Deutsche Card Services (a subsidiary of Deutsche Bank) just released their yearly report on eCommerce. Several interesting findings seem to indicate that there is huge potential upside for German eCommerce businesses, which is great news, but the upside may only exist due to a current geo-centric approach to eCommerce that has limited eCommerce growth potential in Germany to-date.
The report is compiled by analyzing 24 million anonymized transactions that are processed via the Deutsche Card Services platform. In other words, this report is based on real-life purchasing behavior and not on surveys. The report does have a certain marketing flavor, hinting at the benefits of a good payment processing partner, but overall does reveal some very interesting findings.
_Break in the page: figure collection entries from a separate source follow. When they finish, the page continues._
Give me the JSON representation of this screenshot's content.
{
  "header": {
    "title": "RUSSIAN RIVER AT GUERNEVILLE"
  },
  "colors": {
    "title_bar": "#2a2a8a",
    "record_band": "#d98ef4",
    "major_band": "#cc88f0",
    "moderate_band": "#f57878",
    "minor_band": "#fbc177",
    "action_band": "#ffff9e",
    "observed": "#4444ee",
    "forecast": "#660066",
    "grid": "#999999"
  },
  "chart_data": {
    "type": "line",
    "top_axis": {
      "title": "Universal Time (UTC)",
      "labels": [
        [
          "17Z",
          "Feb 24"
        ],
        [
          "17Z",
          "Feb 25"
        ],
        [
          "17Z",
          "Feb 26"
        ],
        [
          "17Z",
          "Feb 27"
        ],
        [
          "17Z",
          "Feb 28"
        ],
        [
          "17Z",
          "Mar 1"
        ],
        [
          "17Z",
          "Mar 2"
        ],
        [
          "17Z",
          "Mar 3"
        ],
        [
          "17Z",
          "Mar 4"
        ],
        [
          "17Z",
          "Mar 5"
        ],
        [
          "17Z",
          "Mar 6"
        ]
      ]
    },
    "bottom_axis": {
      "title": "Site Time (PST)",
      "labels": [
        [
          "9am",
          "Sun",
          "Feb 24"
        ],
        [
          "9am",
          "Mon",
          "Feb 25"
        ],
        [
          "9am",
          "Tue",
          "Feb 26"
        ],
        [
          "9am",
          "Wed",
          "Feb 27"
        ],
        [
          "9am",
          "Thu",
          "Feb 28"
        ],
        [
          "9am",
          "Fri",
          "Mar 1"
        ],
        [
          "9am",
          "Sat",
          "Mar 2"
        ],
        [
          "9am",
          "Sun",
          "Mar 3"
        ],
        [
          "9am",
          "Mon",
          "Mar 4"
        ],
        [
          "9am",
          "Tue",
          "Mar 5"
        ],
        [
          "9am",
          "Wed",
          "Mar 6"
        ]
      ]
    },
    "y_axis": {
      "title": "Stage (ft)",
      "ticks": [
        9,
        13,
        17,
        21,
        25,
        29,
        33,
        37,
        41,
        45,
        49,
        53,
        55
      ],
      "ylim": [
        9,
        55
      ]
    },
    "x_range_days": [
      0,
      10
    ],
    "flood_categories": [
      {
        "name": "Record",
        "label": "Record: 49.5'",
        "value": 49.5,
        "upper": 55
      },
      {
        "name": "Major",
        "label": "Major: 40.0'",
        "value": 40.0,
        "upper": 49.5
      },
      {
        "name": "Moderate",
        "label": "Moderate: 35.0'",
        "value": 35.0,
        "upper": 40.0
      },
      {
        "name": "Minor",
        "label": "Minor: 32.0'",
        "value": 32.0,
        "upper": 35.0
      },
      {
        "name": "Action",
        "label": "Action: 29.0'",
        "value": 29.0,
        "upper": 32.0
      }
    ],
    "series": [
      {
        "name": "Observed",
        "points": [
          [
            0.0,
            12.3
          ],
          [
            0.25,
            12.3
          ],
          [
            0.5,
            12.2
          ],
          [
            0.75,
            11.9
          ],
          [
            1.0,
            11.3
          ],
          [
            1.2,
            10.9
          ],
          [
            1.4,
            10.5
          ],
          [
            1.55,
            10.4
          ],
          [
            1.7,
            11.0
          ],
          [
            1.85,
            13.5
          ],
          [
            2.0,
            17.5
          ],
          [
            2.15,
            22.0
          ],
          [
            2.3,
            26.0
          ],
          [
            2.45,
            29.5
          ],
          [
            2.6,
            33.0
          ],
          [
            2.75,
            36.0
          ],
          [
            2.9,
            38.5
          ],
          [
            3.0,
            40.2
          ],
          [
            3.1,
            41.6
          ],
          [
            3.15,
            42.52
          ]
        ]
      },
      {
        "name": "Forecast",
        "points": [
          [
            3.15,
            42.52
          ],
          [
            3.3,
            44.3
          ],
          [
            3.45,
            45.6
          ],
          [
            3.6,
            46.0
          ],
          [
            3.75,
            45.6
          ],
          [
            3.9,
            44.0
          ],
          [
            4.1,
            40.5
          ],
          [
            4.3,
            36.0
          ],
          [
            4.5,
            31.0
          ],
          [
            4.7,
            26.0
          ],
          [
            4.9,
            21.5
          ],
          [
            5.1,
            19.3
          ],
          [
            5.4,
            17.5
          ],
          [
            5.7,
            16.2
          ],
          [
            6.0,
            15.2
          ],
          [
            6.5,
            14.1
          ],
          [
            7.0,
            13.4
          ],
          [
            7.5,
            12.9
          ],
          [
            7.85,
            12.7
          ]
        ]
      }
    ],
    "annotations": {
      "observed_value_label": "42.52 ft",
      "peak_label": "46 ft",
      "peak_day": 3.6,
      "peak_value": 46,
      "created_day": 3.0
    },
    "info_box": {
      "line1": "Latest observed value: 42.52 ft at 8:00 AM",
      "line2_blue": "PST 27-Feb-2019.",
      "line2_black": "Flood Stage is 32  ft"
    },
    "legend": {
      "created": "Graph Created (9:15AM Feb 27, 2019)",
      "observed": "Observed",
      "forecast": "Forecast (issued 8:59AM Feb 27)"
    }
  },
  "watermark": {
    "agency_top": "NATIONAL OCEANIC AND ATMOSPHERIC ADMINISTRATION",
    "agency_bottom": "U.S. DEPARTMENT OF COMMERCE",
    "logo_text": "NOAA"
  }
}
The report shows that the international eCommerce reach of German shops has increase, however slightly, and is still significantly behind countries such as the UK. For example, while UK eCommerce sites rake in over one-quarter of their sales from non-European consumers, Germany pales in comparison with on 0.3% of transactions being initiated with this same customer group. Wow. What is the primary reason for this disparity? Site language availability, mein Freund!
Keep in mind that this report was researched and compiled by a very respected German institution and the message is all the more clear. German eCommerce sites must begin to offer different languages in order to attract the international buyers that UK sites currently boast. As pointed out in a previous post, adding a new language isn’t as technically challenging as it used to be and should be planned, not feared. Other than the language barrier, here are some additional interesting facts listed from the report:
- Consumers from countries outside Europe, clearly prefer British to German shops
- In Germany, women trigger more eCommerce transactions than men
- National Quirk: German online consumers tend to look for bargains on Sunday
- Spain is now the third-largest eCommerce market, behind Germany and the UK (apologies to The Netherlands, who not only lost the World Cup Final to Spain, but have also been supplanted by them as the third-place eCommerce market this year)
So what does all of this say about German eCommerce? Germany remains one of the strongest economies in Europe, so why doesn’t the same follow suit for the German “eConomy“? A couple of factors are key contributors to this fact:
- The language barrier is an obvious limiting factor. German sites that want to attract non-European customers must begin to add additional languages to their sites, with English as a priority followed by Spanish.
- Design concerns and user experience preferences are different from country to country. I’ve shown German eCommerce sites to British companies, and vice versa, and many times the reaction is very negative. Let’s face it, different cultures create different opinions of things (for the record, that’s a good thing) and must be carefully measured for effect on non-national audiences. Understanding user experience at an international level, and how things differ from region to region is very important in designing a site to best serve consumers from across the globe.
All things considered, Germany remains a very strong eCommerce market and things continue to improve year over year for German-based eCommerce companies. eCommerce sites with a primary focus on Germany as a consumer base could position themselves to blow the doors off current revenue figures, however, by heeding some of the advice in the Deutsche Card Services report.